Thursday, July 17, 2014

Tit for Tat – Game Theory Reflection


         Tit for Tat – Game Theory Reflection




          Some people think Game Theory is just about games, but it's not. It is the mathematical study of decision making and was created by John Von Neumann in the 1920s. A “game” is any situation between players that results in gains or losses for each player. It allows to assign a numerical value to each benefit or deficitt from the result of the game (situation) This might sound too theoretical but all you really need to know is peoples' relative
          The picture of the two people on my first page shows a game The picture is of a 2x2 matrix. Each square in the matrix has two numbers. One for you and one for your opponent. These numbers represent a numerical payout for each player. A negative number represents a loss. The particular picture on the page is called “Prisoner's Dilemma. It is a situation in which two people are suspected of a crime. Both people have a choice to make. They can confess or they can remain silent. The picture on the page helps you understand the consequences of each combination of choices ie. One player could confess and the other could remain silent, on both players could confess. The numbers on the picture represent the number of years in jail each person will have to serve. For example, if one player confesses and the other doesn't the confessing player will have no years in jail and the other player will receive 20 years in jail. However, If you look at the numbers carefully you will actually notice that no matter what you r opponent does it always best to confess. This makes things not very interesting. The interesting part comes when you start having multiple players each playing multiple one-ones. Is cooperation now a useful thing?
          This game of “Prisoner's Dilemma was so famous that a man named Robert Axlerod held a tournament. He invited about a dozen players including other game theorists, mathematicians, economists, and people from all fields. They players themselves did not consciously play in the tournament, however, their strategies did. They had to submit an algorithm that would tell you what move to make based on all the previous games. Axelrod decided that each game would have 200 iterations (choices) and that the tournament would be round robin . The player with the most cumulative points wins.
           Many players submit detailed complicated strategies to the tournament. Strategies that take many lines of computer code to write. However a strategy named “Tit for Tat” won the tournament . And had less than five lines of code. Everybody was astounded. How could this strategies have won?
After this the tournament got more popular and this time the tournament had 200 players. A Cinderalla story, Tit for Tat wins again. No only did it win but everyone knew exactly what strategy it was before the tournament.. This made such a commotions that they started analyzing what was going on.

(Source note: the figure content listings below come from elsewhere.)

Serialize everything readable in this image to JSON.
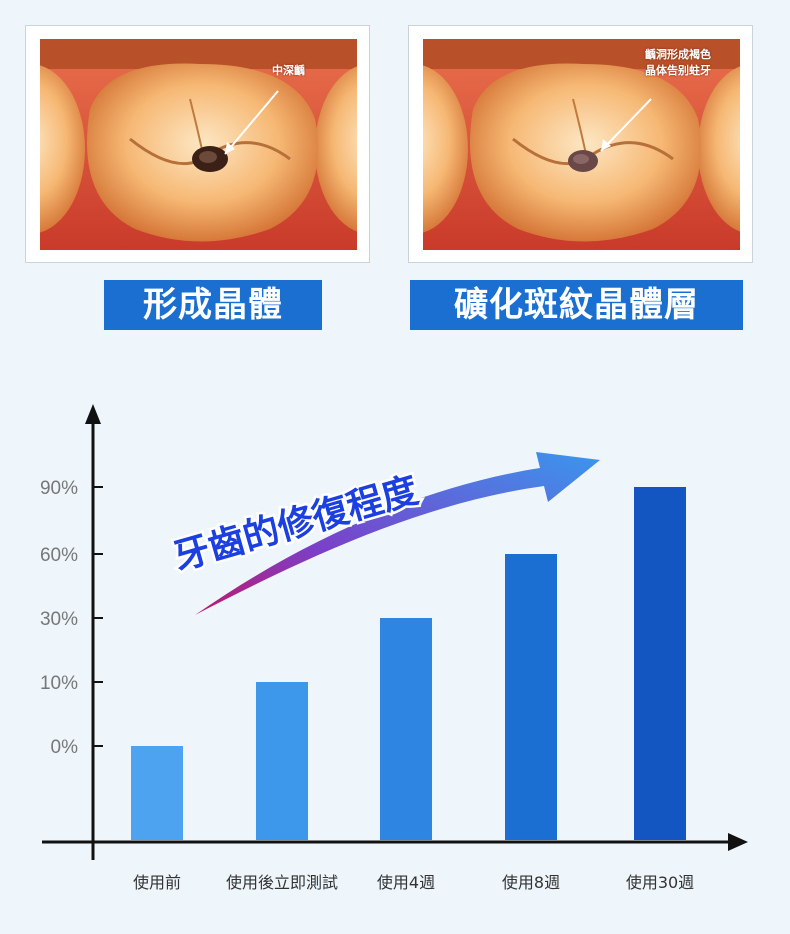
{
  "panels": [
    {
      "label": "中深齲",
      "caption": "形成晶體"
    },
    {
      "label_line1": "齲洞形成褐色",
      "label_line2": "晶体告别蛀牙",
      "caption": "礦化斑紋晶體層"
    }
  ],
  "chart_data": {
    "type": "bar",
    "title": "牙齒的修復程度",
    "categories": [
      "使用前",
      "使用後立即測試",
      "使用4週",
      "使用8週",
      "使用30週"
    ],
    "values": [
      0,
      10,
      30,
      60,
      90
    ],
    "ytick_labels": [
      "0%",
      "10%",
      "30%",
      "60%",
      "90%"
    ],
    "bar_colors": [
      "#4da3ef",
      "#3d98ec",
      "#2f86e2",
      "#1b6fd3",
      "#1356c2"
    ],
    "xlabel": "",
    "ylabel": "",
    "grid": false
  }
}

You can see from my infrograph that they determined that Tit for Tat had three important qualities. Being nice, being punishing, and being forgiving.. but what exactly do I mean..


  1. Being nice is cooperating on the first move
  2. Punishing is punishing your opponent after they hurt you
  3. Forgiving is when you stop punishing an opponent when they start cooperating again.



          This data led to more research. What if we looked at things from an evolutionary view point? One game theorist did. He used a super computer and ran 9000 sequential tournaments. Meaning there were 9000 birth and deaths cycles to allow for evolution. Amazingly, the data they found showed strategies that were very similar to Tit for Tat. This is beautiful and gives a mathematical reason that our evolution is towards altruism.